Adding Columns, Filtering Data, and Axes Manipulation

You can add computed columns and conditionally filter rows just as you would with vanilla Pandas. In principle when plotting you can just set legend=True in your call to plot(); this is fine for quick-and-dirty plotting but you’ll almost certainly want full control or the legend/colorbar at some point.

If you want, you can follow the docs and leverage mpl_toolkits to do from mpl_toolkits.axes_grid1 import make_axes_locatable and create a colorbar that way.
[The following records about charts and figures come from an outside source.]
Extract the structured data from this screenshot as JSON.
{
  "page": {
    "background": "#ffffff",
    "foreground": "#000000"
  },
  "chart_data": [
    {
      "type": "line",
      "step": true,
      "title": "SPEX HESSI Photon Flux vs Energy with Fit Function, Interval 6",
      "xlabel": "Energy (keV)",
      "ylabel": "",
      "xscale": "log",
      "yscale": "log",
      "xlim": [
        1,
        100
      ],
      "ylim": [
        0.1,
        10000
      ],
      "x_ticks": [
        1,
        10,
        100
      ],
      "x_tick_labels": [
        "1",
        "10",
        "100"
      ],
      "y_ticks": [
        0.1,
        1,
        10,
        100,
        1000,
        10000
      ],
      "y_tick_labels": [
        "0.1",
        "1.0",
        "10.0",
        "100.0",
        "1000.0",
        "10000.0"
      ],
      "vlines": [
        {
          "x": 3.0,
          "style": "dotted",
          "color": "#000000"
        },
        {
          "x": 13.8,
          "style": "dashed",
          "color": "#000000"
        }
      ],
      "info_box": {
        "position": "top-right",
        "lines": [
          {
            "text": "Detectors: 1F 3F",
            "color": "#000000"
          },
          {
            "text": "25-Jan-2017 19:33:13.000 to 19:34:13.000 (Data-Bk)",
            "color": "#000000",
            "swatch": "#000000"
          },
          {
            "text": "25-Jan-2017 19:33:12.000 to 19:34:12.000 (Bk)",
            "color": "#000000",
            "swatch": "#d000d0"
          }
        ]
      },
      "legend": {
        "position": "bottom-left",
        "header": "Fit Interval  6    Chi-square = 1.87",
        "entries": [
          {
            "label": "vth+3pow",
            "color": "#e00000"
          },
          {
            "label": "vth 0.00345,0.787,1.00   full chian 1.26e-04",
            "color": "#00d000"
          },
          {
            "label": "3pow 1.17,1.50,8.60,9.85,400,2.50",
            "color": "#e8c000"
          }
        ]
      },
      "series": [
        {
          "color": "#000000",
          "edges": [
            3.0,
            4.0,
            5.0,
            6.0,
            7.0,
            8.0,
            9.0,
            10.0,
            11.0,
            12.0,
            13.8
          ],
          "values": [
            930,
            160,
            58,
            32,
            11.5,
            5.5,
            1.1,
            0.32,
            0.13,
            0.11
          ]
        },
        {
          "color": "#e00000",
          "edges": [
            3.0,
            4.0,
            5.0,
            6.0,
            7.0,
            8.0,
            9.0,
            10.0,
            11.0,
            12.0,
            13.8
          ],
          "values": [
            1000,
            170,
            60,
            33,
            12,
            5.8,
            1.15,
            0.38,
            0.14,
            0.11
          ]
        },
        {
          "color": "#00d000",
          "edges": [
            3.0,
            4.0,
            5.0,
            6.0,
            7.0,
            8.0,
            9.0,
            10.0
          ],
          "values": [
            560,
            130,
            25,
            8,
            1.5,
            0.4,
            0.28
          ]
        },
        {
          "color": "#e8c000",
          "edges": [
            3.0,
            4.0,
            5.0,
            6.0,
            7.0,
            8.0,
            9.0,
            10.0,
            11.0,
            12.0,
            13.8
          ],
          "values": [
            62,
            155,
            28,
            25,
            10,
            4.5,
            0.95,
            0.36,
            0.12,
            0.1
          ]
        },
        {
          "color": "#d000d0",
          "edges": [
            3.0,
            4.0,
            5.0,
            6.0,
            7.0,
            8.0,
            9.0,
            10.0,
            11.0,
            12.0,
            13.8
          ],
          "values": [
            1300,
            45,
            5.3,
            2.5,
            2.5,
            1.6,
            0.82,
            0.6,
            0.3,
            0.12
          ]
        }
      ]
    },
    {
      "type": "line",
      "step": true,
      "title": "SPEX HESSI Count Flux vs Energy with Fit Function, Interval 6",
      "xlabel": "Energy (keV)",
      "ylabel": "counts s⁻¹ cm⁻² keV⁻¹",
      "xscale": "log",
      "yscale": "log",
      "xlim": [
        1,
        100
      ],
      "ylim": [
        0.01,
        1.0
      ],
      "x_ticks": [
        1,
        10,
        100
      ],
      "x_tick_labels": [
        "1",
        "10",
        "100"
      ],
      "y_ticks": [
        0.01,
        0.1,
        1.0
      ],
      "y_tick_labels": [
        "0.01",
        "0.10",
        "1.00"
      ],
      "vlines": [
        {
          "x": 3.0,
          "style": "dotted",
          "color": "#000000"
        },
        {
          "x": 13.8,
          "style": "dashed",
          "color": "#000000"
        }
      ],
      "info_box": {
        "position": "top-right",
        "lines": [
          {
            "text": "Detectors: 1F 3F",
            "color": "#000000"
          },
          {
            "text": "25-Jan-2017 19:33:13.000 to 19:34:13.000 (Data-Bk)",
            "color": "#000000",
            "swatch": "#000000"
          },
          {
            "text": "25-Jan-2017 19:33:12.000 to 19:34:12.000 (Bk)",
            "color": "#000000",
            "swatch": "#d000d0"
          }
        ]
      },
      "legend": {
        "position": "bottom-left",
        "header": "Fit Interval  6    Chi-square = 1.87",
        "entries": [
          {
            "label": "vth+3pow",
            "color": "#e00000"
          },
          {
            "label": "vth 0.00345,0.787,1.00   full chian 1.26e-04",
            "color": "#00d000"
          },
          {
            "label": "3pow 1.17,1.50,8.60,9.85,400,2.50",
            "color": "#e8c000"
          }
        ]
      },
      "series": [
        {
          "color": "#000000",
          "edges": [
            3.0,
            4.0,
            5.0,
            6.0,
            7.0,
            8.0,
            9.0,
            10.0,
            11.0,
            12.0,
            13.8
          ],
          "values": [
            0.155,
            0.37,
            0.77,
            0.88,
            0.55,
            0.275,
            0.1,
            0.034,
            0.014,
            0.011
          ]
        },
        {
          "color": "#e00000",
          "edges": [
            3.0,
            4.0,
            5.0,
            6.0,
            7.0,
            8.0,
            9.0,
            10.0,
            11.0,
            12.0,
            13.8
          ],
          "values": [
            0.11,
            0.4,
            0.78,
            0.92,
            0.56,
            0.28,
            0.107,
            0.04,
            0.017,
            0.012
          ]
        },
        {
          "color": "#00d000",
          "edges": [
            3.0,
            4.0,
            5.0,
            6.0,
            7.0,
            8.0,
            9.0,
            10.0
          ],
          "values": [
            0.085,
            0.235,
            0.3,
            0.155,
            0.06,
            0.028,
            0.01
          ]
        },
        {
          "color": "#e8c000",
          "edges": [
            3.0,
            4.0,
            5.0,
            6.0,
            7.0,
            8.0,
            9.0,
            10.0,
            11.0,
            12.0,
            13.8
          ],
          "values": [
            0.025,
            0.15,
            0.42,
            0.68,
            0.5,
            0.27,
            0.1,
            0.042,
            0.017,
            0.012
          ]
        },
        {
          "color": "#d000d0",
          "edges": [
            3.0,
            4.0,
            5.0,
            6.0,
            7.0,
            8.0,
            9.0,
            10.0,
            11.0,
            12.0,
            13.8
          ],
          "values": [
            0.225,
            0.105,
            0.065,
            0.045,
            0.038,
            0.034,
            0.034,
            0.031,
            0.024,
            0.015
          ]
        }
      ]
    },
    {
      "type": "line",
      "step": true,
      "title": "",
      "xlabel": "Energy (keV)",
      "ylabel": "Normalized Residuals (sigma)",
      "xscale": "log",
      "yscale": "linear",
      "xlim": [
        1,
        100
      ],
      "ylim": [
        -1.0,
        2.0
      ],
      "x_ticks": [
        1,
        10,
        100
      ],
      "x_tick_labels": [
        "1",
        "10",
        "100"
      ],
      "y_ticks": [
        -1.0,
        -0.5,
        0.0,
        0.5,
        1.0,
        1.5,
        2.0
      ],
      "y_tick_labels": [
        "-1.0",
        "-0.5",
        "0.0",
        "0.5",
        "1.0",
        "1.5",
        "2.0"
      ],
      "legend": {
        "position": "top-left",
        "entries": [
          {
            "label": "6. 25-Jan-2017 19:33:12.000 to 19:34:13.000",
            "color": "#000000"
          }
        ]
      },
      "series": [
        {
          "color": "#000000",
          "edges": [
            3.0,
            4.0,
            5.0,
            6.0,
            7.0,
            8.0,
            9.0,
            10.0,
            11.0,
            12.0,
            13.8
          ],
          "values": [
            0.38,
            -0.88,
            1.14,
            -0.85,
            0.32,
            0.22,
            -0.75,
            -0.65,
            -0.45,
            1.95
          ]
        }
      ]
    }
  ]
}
You can also explicitly handle the colorbar like I show below, but note that you do have to do some “manual” stuff like creating the ScalarMappable dependency:

fig, ax = plt.subplots(figsize=(30,18))
gdf_gdp = gdf.copy()
gdf_gdp = gdf_gdp[(gdf_gdp.pop_est>0) & (gdf_gdp.name!="Antarctica")]
gdf_gdp["gdp_per_cap"] = gdf.gdp_md_est / gdf.pop_est
gdf_gdp.plot(ax=ax, column="gdp_per_cap")

# add a colorbar
cax = fig.add_axes([
    ax.get_position().x1+0.01,
    ax.get_position().y0,
    0.02,
    ax.get_position().y1-ax.get_position().y0
])
sm = plt.cm.ScalarMappable(
    cmap=matplotlib.colormaps.get_cmap("viridis"),
    norm=matplotlib.colors.Normalize(
        gdf_gdp["gdp_per_cap"].min(),
        gdf_gdp["gdp_per_cap"].max()
    )
)
fig.colorbar(sm, cax=cax)

# font tweaks
for item in ax.get_xticklabels() + ax.get_yticklabels():
    item.set_fontsize(40)
for item in cax.get_yticklabels():
    item.set_fontsize(40)

# output
fig.savefig("out.jpeg", bbox_inches="tight")

For now, this should be enough to get you rolling. The hard part is done; the rest is just finding a neat data set and referencing the geopandas docs. Until next time!